Fast Foreword: The Editor's Column, October 2002
The next few months will see the releases of two landmark films that look in very different ways at two similar, tragic systems of government—Jim Crow segregation in America and Apartheid in South Africa.
The Rise and Fall of Jim Crow, from filmmakers Richard Wormser, Bill Jersey and Sam Pollard, examines the period from just after the Civil War to the 1954 Supreme Court decision on Brown v. Board of Education. It is a period that effectively fills in the gap--in terms of major documentary programs that explore the history of race and race relations in America--between where Ken Burns left off with The Civil War and where Henry Hampton took up with Eyes on the Prize. Wormser talks about the eight-year journey that he, Jersey and Pollard took in capturing this relatively underexamined period in American history—and documenting the stories of those who lived through and fought in the struggle.

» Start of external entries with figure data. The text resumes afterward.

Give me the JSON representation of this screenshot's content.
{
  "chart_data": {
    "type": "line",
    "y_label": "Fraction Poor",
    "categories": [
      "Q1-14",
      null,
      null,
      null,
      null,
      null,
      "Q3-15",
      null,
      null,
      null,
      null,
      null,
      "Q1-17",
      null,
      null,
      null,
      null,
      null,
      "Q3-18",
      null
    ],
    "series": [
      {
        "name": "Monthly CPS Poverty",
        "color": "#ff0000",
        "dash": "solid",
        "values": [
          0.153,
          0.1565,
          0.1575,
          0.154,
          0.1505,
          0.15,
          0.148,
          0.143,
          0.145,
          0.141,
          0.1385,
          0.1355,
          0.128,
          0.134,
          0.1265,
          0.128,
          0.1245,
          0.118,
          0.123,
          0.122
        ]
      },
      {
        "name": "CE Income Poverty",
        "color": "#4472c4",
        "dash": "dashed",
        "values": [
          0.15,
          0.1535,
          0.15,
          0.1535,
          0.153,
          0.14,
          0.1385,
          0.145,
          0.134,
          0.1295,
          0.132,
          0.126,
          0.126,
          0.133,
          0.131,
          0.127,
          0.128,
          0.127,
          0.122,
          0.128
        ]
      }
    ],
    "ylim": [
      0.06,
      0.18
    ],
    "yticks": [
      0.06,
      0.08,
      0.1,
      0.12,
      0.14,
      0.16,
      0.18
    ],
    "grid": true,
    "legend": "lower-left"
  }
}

AMANDLA! A Revolution in Four Part Harmony will premiere in theaters early next year via Artisan Entertainment and on cable next spring on HBO. The film, which has garnered major awards at Sundance and other festivals, celebrates the music of the anti-Apartheid movement and how that music helped to fuel the struggle. First-time feature filmmakers Lee Hirsch and Sherry Simpson, both Americans, had honed their craft and art in music video and political activism—particularly in pre-Mandela South Africa. During the dozen or so years it took to make the film, Hirsch and Simpson witnessed a lot of history—the liberation of Mandela, the fall of Apartheid, the first full democratic election—but it is the music they uncover, both recorded and improvised on camera, that tells the whole story of the struggle. Michael Rose talks with Hirsch and Simpson about the long, arduous, but ultimately fruitful, process of bringing this rich musical history to the screen.
Speaking of the screen—the big screen, that is—we talk to filmmaker Arthur Dong, a champion of self-distribution to theaters, about his latest film, Family Fundamentals, which profiles three families in deep emotional conflict over the issue of homosexuality among the children and religious fundamentalism among the parents. Dong talks about taking his film on the road—to festivals, theaters, conferences— to his intended audience: the gay and lesbian community a well as the conservative, faith-based community.
Also in this magazine, we launch “Reality Check,” a running column from Steve Rosenbaum of CameraPlanet. This month, he discusses how some players in the industry are working to wire theaters across the country for digital distribution, making for a viable, cost-effective future for documentary makers getting their films into theaters.